Governor Gavin Newsom’s recent executive order declaring a moratorium on the death penalty is a test of the boundaries of executive privilege. California Constitution Article 5, Section 1 states, “The supreme executive power of this State is vested in the Governor. The Governor shall see that the law is faithfully enforced.” But does the governor have the authority not to enforce laws?
The governor’s moratorium consists of three provisions. The first is a reprieve for all currently condemned inmates. Although the language of the written order does not include the word “temporary,” the governor represented in his comments that he intends the reprieve to be for the term of his office. The second provision of the governor’s order is to repeal California’s lethal injection protocol. The third provision is the immediate closure of the execution chamber at San Quentin (the order refers to it as the “death chamber”).
California Constitution Article 5 Section 8 grants the governor nearly unlimited authority to issue reprieves, pardons and commutations of sentenced persons. Using his constitutional authority, the governor could have taken more drastic measures. He could have made permanent and irrevocable orders of commutation or clemency for every person on death row. He could even have granted full pardons. But there are some limits to his authority. The governor cannot prospectively issue reprieves or pardons in future cases, so prosecutors are still able to pursue death sentences in court. To pardon or commute the sentence of a person who has two or more felony convictions, the governor requires a majority recommendation from the Supreme Court.
The governor’s orders to “close” the execution chamber and repeal the execution protocol are more legally problematic. Nearly all currently effective death penalty statutes were enacted via ballot initiative, most recently by Proposition 66 in the 2016 election. Any change to those laws, which were enacted by voters, require more than a simple majority vote of the legislature or executive order. The language of each initiative generally calls for at least a two-thirds majority vote of the Legislature or a new ballot initiative. An amendment to Proposition 66 requires a three-fourths vote of the Legislature.
Proposition 66 added subsection (e) to Section 3604 of the Penal Code. That subsection requires the California Department of Corrections and Rehabilitation to “maintain at all times the ability to execute such judgments.” The governor’s orders to repeal the execution protocol and “close” the execution chamber are in direct contradiction of that law.
Proposition 66 also provided broad standing for sentencing courts, district attorneys and victims of crime to enforce this provision. It added Penal Code Section 3604.1 which provides in subdivision (c), “If the Department [of Corrections and Rehabilitation] fails to perform any duty needed to enable it to execute a judgement, the court which rendered the judgement of death shall order it to perform that duty on its own motion, on motion of the District Attorney or Attorney General, or on motion of any victim of the crime as defined in article I, section 28, subdivision (c) of the Constitution.”

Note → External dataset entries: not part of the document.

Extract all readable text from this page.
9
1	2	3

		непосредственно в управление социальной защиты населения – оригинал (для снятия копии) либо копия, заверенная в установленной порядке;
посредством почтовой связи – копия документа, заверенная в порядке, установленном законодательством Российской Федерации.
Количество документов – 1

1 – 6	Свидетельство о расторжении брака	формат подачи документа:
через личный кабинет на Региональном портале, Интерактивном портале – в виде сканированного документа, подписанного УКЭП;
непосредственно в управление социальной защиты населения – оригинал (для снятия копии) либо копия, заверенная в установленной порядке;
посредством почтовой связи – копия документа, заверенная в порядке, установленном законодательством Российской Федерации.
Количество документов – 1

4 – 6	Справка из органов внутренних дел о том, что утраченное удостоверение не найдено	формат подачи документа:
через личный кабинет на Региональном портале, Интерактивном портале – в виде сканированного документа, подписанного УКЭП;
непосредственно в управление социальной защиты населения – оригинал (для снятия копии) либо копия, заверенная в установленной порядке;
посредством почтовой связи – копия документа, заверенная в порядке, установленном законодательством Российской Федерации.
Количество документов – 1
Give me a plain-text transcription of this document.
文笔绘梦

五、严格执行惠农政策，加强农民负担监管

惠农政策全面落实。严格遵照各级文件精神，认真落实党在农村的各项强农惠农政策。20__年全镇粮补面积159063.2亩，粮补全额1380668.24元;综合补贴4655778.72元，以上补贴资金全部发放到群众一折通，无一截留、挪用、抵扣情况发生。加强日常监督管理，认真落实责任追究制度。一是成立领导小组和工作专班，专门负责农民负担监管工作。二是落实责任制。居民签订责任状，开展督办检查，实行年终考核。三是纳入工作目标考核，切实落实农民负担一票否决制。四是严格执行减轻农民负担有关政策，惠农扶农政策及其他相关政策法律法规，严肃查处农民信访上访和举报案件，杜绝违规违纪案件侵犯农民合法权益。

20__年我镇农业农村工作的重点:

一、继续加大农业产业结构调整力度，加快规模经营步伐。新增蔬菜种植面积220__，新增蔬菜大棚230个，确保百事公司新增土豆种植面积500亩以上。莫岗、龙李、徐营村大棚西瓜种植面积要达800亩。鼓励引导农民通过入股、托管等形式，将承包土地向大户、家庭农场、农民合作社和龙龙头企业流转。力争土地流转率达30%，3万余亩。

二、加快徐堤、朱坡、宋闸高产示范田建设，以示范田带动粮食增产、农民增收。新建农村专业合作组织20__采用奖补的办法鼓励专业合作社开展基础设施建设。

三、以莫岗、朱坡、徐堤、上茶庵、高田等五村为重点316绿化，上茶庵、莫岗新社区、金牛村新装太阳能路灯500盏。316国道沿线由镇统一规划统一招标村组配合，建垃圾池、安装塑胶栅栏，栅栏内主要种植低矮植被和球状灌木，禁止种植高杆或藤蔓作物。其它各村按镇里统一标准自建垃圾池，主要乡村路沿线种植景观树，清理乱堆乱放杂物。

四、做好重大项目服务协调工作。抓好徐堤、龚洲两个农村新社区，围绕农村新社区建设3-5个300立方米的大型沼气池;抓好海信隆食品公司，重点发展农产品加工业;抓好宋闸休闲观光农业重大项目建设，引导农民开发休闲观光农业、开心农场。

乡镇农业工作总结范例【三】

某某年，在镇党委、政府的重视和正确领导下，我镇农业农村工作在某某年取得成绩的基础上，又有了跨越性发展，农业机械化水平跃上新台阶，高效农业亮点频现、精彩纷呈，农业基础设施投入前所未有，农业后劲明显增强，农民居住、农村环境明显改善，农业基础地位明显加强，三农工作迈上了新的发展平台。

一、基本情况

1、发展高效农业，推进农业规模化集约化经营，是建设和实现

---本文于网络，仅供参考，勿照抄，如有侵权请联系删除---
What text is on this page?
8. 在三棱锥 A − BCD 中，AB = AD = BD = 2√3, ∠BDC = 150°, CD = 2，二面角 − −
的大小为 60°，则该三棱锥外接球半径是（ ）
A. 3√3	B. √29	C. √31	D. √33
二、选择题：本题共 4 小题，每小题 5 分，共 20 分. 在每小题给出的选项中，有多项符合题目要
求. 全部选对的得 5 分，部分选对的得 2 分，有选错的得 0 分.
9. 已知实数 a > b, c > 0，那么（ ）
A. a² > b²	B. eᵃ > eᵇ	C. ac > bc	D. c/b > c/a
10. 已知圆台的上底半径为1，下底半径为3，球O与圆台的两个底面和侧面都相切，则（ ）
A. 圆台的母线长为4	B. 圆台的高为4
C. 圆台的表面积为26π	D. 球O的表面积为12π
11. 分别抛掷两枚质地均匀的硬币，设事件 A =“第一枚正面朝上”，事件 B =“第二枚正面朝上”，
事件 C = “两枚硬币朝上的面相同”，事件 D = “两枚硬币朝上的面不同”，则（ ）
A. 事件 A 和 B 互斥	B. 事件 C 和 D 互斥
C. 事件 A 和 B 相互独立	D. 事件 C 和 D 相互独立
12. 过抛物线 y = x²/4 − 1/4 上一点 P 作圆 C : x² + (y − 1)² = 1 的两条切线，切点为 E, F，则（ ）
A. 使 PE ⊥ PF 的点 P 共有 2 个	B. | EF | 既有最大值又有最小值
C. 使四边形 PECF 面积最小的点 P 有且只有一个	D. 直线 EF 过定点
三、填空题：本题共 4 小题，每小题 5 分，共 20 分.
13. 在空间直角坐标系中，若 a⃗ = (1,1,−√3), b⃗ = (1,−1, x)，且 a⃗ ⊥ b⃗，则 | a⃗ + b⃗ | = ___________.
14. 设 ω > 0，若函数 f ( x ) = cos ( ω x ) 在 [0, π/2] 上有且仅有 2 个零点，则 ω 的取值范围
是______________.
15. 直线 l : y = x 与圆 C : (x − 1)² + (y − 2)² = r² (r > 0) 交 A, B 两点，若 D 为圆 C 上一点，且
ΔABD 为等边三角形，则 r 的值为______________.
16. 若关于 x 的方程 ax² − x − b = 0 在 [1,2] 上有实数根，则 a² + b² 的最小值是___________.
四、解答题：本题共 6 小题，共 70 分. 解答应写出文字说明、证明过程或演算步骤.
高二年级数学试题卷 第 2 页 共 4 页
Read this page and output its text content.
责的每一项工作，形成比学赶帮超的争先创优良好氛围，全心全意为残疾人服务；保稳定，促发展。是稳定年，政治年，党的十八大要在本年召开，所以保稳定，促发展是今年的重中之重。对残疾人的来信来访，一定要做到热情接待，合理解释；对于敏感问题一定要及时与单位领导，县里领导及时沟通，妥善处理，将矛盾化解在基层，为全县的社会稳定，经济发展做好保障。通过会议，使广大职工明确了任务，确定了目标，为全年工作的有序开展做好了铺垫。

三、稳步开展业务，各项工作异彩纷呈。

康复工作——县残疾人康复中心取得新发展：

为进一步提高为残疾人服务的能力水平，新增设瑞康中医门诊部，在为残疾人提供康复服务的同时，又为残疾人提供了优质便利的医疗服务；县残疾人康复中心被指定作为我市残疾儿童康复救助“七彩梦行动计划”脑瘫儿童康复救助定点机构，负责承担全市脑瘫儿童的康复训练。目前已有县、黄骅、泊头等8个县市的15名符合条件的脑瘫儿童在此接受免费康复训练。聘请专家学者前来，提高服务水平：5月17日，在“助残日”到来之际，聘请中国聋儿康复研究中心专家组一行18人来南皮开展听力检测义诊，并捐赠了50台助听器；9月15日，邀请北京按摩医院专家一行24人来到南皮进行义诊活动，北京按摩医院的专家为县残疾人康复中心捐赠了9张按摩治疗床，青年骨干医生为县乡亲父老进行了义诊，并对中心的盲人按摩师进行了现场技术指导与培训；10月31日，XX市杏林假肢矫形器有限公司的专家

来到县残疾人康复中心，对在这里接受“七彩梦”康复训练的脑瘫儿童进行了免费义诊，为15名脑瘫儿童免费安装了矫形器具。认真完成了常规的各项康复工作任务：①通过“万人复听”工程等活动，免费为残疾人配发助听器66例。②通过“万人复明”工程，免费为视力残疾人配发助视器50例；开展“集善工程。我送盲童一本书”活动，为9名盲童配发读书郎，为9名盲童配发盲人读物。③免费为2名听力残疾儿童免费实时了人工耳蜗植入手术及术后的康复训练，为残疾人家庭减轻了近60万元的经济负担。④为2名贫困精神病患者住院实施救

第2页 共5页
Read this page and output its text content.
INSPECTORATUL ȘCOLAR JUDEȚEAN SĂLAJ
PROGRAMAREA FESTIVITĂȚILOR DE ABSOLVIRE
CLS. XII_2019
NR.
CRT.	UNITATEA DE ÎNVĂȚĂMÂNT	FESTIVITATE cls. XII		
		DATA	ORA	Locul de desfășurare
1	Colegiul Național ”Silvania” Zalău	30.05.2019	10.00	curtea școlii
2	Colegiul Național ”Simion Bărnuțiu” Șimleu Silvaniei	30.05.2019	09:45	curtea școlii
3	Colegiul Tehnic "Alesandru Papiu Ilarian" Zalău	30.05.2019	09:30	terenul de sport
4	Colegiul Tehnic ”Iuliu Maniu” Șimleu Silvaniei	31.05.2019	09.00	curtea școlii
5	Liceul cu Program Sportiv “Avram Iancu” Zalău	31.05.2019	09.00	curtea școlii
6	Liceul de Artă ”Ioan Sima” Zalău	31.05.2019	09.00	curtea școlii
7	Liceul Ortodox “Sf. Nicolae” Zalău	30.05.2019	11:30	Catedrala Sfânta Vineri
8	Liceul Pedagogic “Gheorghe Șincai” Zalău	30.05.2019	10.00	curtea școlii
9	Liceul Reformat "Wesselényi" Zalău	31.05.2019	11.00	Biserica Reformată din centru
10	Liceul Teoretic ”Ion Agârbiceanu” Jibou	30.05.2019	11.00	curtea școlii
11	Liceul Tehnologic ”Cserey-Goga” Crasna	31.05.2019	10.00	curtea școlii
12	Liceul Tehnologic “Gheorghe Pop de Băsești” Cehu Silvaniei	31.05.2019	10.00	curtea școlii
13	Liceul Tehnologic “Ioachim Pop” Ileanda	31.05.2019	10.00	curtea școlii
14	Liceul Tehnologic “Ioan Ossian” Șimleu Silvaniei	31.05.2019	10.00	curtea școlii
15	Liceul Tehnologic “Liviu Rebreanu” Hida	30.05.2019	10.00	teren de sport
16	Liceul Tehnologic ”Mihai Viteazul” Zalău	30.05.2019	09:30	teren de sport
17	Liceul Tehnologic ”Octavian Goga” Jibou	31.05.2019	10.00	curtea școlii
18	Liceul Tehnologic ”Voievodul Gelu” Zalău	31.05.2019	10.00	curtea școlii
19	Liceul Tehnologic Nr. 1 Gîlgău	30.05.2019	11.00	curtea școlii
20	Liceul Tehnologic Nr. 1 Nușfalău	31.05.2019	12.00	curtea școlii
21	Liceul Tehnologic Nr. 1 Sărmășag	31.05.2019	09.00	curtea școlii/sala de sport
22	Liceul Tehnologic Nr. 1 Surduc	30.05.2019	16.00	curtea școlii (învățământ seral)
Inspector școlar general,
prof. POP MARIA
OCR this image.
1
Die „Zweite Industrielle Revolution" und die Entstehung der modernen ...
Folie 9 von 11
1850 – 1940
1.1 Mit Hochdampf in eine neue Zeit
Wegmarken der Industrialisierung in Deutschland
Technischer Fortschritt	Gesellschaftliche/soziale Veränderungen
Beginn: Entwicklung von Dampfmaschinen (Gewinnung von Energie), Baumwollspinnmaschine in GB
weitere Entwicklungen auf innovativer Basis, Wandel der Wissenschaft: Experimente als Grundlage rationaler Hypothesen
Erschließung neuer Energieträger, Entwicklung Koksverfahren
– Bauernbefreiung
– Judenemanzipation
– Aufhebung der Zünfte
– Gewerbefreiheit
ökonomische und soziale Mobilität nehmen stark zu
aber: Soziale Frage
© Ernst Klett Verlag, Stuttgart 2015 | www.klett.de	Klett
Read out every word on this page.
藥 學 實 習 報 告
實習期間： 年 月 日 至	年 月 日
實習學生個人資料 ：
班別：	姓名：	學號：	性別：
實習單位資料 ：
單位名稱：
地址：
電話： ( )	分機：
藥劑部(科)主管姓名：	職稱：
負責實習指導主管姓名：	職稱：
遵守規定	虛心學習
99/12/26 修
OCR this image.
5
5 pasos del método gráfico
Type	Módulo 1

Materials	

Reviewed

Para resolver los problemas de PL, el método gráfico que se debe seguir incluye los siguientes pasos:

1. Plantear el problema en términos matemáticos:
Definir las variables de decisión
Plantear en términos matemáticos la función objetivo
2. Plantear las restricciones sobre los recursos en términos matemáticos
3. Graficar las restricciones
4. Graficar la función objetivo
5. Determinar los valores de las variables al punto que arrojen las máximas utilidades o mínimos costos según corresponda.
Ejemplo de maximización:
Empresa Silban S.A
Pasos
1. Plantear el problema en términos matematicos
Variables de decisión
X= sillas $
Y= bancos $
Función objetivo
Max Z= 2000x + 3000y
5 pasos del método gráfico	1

Realistically, the governor’s second two orders are without practical effect given the first order. “Closing” the execution chamber means what? Taking a gurney out of a room that has windows for viewing? Disassembling the unused gas chamber for a method of execution that the state no longer uses? Unless the governor directs the Department of Corrections and Rehabilitation to tear down the entire building in which the execution chamber is contained, the execution chamber remains there as a room with windows. As for “repealing” the lethal injection protocol, the protocol is a regulation memorialized in writing that describes all the steps to be taken to perform an execution. It is a document that has been publicly published on the internet. “Repealing” it is without practical effect when the document is readily available and can just as quickly be reinstated as a regulation. This is particularly true now that the execution protocol is, due to Proposition 66, exempt from the public commentary requirements of the Administrative Procedures Act.
If the second and third items of the governor’s executive order are, as some have argued, within the governor’s authority, then the governor has absolute authority to declare or invalidate any law by executive order. He could, for example, unilaterally outlaw paper towels.
The concerns the governor articulated about the death penalty have long been part of the debate over capital punishment. But those issues were part of the public debate that occurred during the 2012 and 2016 elections. The voters weighed those considerations and chose to keep the death penalty. Prior to being elected, Gov. Newsom promised that although he does not support the death penalty, he would not interfere with the will of the voters. He has violated that promise by issuing an executive order that usurped the legislative authority of the voters.
This assertion of executive authority is particularly ironic following Gov. Newsom’s announcement along with Attorney General Xavier Becerra last month that California would be leading a lawsuit challenging the president’s executive order declaring a state of emergency. The argument presented in the lawsuit is that the president’s use of this executive authority usurps congressional authority to appropriate funds. How is this moratorium by the governor which usurps the legislative authority of the voters to enact laws via ballot initiative any different?
Michele Hanisee is President of the Association of Los Angeles Deputy District Attorneys, the collective bargaining agent representing nearly 1,000 Deputy District Attorneys who work for the County of Los Angeles.